Wildflower Walk, Hawthorn Hill Farm, May 2018

Biodiversity is at the heart of how we are farming here. We want the wildness in our pasture. We want wildness and weeds. It’s better for our land. For our soil. For our health. For our sheep and goats. And it’s better for our produce. A complex, healthy mix of plants, flowers, herbs and grasses will give a better, deeper, more complex flavour profile that anything you can get from a conventional rye and clover field.

This year, I’ve been watching, waiting, for the wildflowers. Almost as anxiously as I’ve been waiting for the fresh spring grass. One to nourish my livestock, and the other to nourish my heart and the farm’s ecosystem.

Purple Cranes Bill in Flower
Cranes Bill, Hawthorn Hill Farm 2018

I’ve watched the primrose begin to colonise the grazing fields. I’ve watched the welcome return of the Cranes Bill, the Bluebells, Cow Parsley and Pignut spreading to our fields. The Marsh Marigolds and the Heath Speedwell colonising the field margins, a violet and gold invasion from the woods into the fields.

Bumblebee feeding on Heath Speedwell, Hawthorn Hill Farm 2018
Bumblebee feeding on Heath Speedwell, Hawthorn Hill Farm 2018

All of these food for something. Orange tip butterflies and Dingy Skippers. Large and Small white butterflies. Bumblebees and Native Irish Honey bees. I saw all of them and more feasting on the flowers in our winter meadow. All of these a part of a diverse and healthy wildflower meadow. All of these plants are part and parcel of a complex ecosystem, and all are part and parcel of a complex flavour profile.
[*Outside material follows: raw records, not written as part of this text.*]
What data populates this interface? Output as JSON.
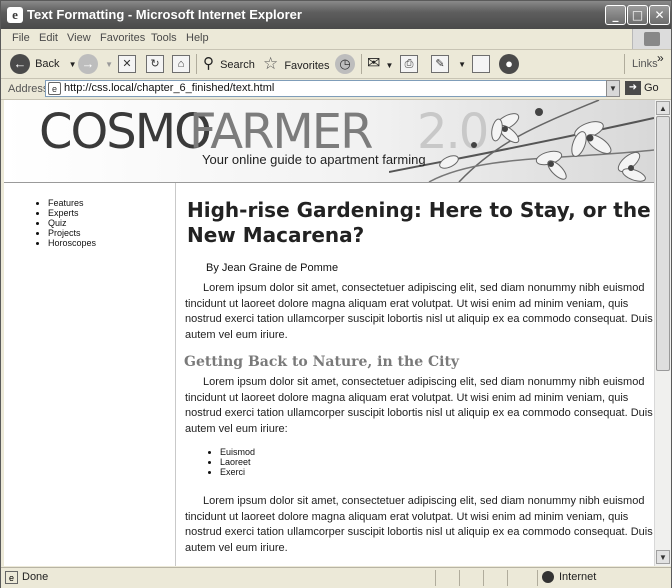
{
  "window": {
    "title": "Text Formatting - Microsoft Internet Explorer"
  },
  "menu": [
    "File",
    "Edit",
    "View",
    "Favorites",
    "Tools",
    "Help"
  ],
  "toolbar": {
    "back_label": "Back",
    "search_label": "Search",
    "favorites_label": "Favorites",
    "links_label": "Links",
    "chevron": "»"
  },
  "address": {
    "label": "Address",
    "url": "http://css.local/chapter_6_finished/text.html",
    "go_label": "Go"
  },
  "banner": {
    "logo_part1": "COSMO",
    "logo_part2": "FARMER",
    "logo_part3": "2.0",
    "tagline": "Your online guide to apartment farming"
  },
  "sidebar": {
    "nav": [
      "Features",
      "Experts",
      "Quiz",
      "Projects",
      "Horoscopes"
    ]
  },
  "article": {
    "headline": "High-rise Gardening: Here to Stay, or the New Macarena?",
    "byline": "By Jean Graine de Pomme",
    "para1": "Lorem ipsum dolor sit amet, consectetuer adipiscing elit, sed diam nonummy nibh euismod tincidunt ut laoreet dolore magna aliquam erat volutpat. Ut wisi enim ad minim veniam, quis nostrud exerci tation ullamcorper suscipit lobortis nisl ut aliquip ex ea commodo consequat. Duis autem vel eum iriure.",
    "subhead": "Getting Back to Nature, in the City",
    "para2": "Lorem ipsum dolor sit amet, consectetuer adipiscing elit, sed diam nonummy nibh euismod tincidunt ut laoreet dolore magna aliquam erat volutpat. Ut wisi enim ad minim veniam, quis nostrud exerci tation ullamcorper suscipit lobortis nisl ut aliquip ex ea commodo consequat. Duis autem vel eum iriure:",
    "list": [
      "Euismod",
      "Laoreet",
      "Exerci"
    ],
    "para3": "Lorem ipsum dolor sit amet, consectetuer adipiscing elit, sed diam nonummy nibh euismod tincidunt ut laoreet dolore magna aliquam erat volutpat. Ut wisi enim ad minim veniam, quis nostrud exerci tation ullamcorper suscipit lobortis nisl ut aliquip ex ea commodo consequat. Duis autem vel eum iriure."
  },
  "status": {
    "text": "Done",
    "zone": "Internet"
  }
}
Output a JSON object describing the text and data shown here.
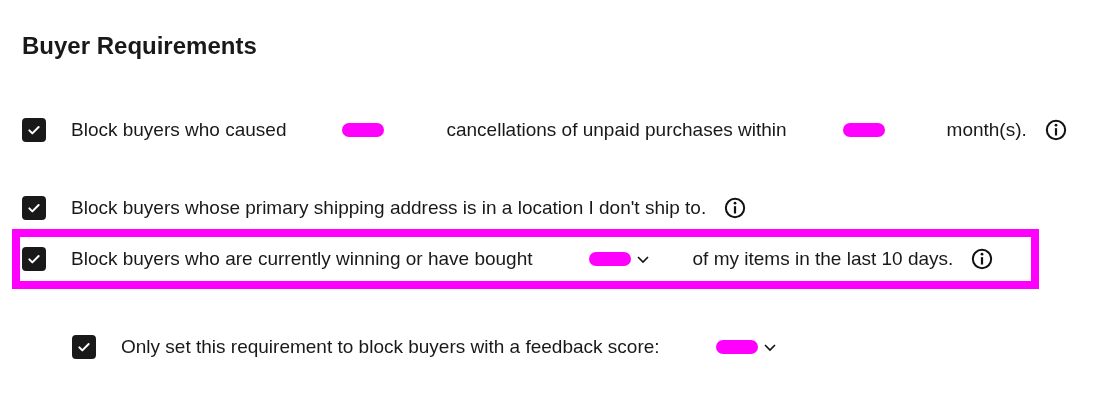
{
  "title": "Buyer Requirements",
  "requirements": [
    {
      "checked": true,
      "info": true,
      "parts": [
        {
          "kind": "text",
          "text": "Block buyers who caused"
        },
        {
          "kind": "select",
          "redacted": true
        },
        {
          "kind": "text",
          "text": "cancellations of unpaid purchases within"
        },
        {
          "kind": "select",
          "redacted": true
        },
        {
          "kind": "text",
          "text": "month(s)."
        }
      ]
    },
    {
      "checked": true,
      "info": true,
      "parts": [
        {
          "kind": "text",
          "text": "Block buyers whose primary shipping address is in a location I don't ship to."
        }
      ]
    },
    {
      "checked": true,
      "highlighted": true,
      "info": true,
      "parts": [
        {
          "kind": "text",
          "text": "Block buyers who are currently winning or have bought"
        },
        {
          "kind": "select",
          "redacted": true,
          "chevron": true
        },
        {
          "kind": "text",
          "text": "of my items in the last 10 days."
        }
      ],
      "children": [
        {
          "checked": true,
          "parts": [
            {
              "kind": "text",
              "text": "Only set this requirement to block buyers with a feedback score:"
            },
            {
              "kind": "select",
              "redacted": true,
              "chevron": true
            }
          ]
        }
      ]
    }
  ]
}
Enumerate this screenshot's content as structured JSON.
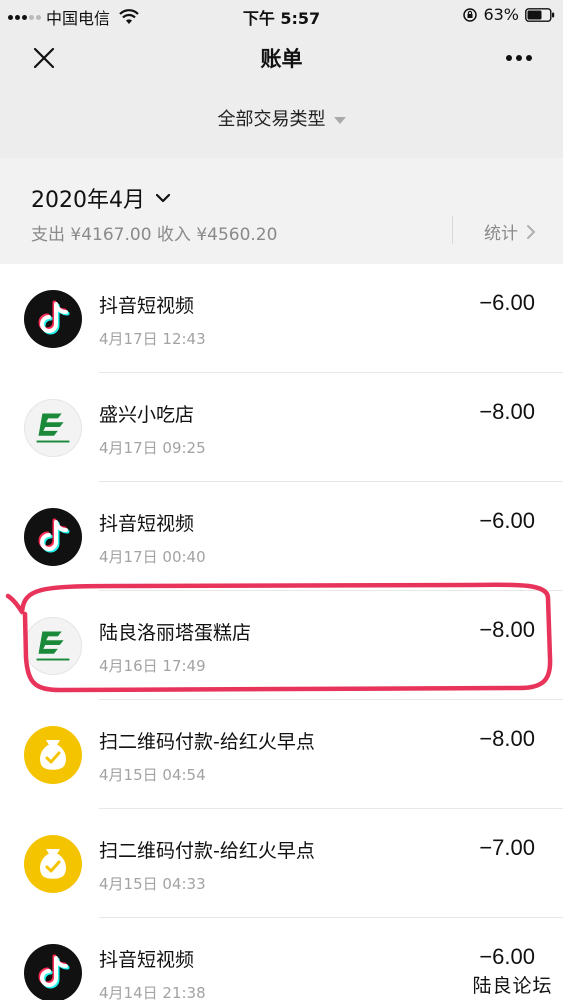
{
  "status_bar": {
    "carrier": "中国电信",
    "time": "下午 5:57",
    "battery": "63%"
  },
  "nav": {
    "title": "账单"
  },
  "filter": {
    "label": "全部交易类型"
  },
  "month": {
    "title": "2020年4月",
    "summary": "支出 ¥4167.00 收入 ¥4560.20",
    "stats_label": "统计"
  },
  "transactions": [
    {
      "merchant": "抖音短视频",
      "datetime": "4月17日 12:43",
      "amount": "−6.00",
      "icon": "tiktok-icon"
    },
    {
      "merchant": "盛兴小吃店",
      "datetime": "4月17日 09:25",
      "amount": "−8.00",
      "icon": "post-bank-icon"
    },
    {
      "merchant": "抖音短视频",
      "datetime": "4月17日 00:40",
      "amount": "−6.00",
      "icon": "tiktok-icon"
    },
    {
      "merchant": "陆良洛丽塔蛋糕店",
      "datetime": "4月16日 17:49",
      "amount": "−8.00",
      "icon": "post-bank-icon"
    },
    {
      "merchant": "扫二维码付款-给红火早点",
      "datetime": "4月15日 04:54",
      "amount": "−8.00",
      "icon": "qr-pay-icon"
    },
    {
      "merchant": "扫二维码付款-给红火早点",
      "datetime": "4月15日 04:33",
      "amount": "−7.00",
      "icon": "qr-pay-icon"
    },
    {
      "merchant": "抖音短视频",
      "datetime": "4月14日 21:38",
      "amount": "−6.00",
      "icon": "tiktok-icon"
    }
  ],
  "watermark": "陆良论坛",
  "colors": {
    "highlight_stroke": "#e8335a",
    "qr_pay_yellow": "#f5c400",
    "post_bank_green": "#1a8a3a"
  }
}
Our sheep are what they eat. And we believe a truly diverse wildflower meadow gives a depth and complexity of flavour that you simply can’t get on a field that’s been ploughed and sown with pure grass.

Irish Honeybee Feasting on Bluebells, Hawthorn Hill Farm
Irish Honeybee Feasting on Bluebells, Hawthorn Hill Farm

I stood in the meadow, surrounded by butterflies that flew circles around me. Damson flies mating on the wing in amongst the in leaf hazel trees. The sky a childhood blue. The creeping buttercup beginning to make of the field a sea of flickering gold.

Green Veined White Butterfly harvesting nectar from a Cranes Bill Wildflower, Hawthorn Hill Farm 2018
Green Veined White Butterfly harvesting nectar from a Cranes Bill Wildflower, Hawthorn Hill Farm 2018

We farm in the Northwest Ireland. Rare breed sheep that spend more than a year on our pasture. Slow grown. Raised in open fields. Fed on the best, wildest, most varied pasture we can give them.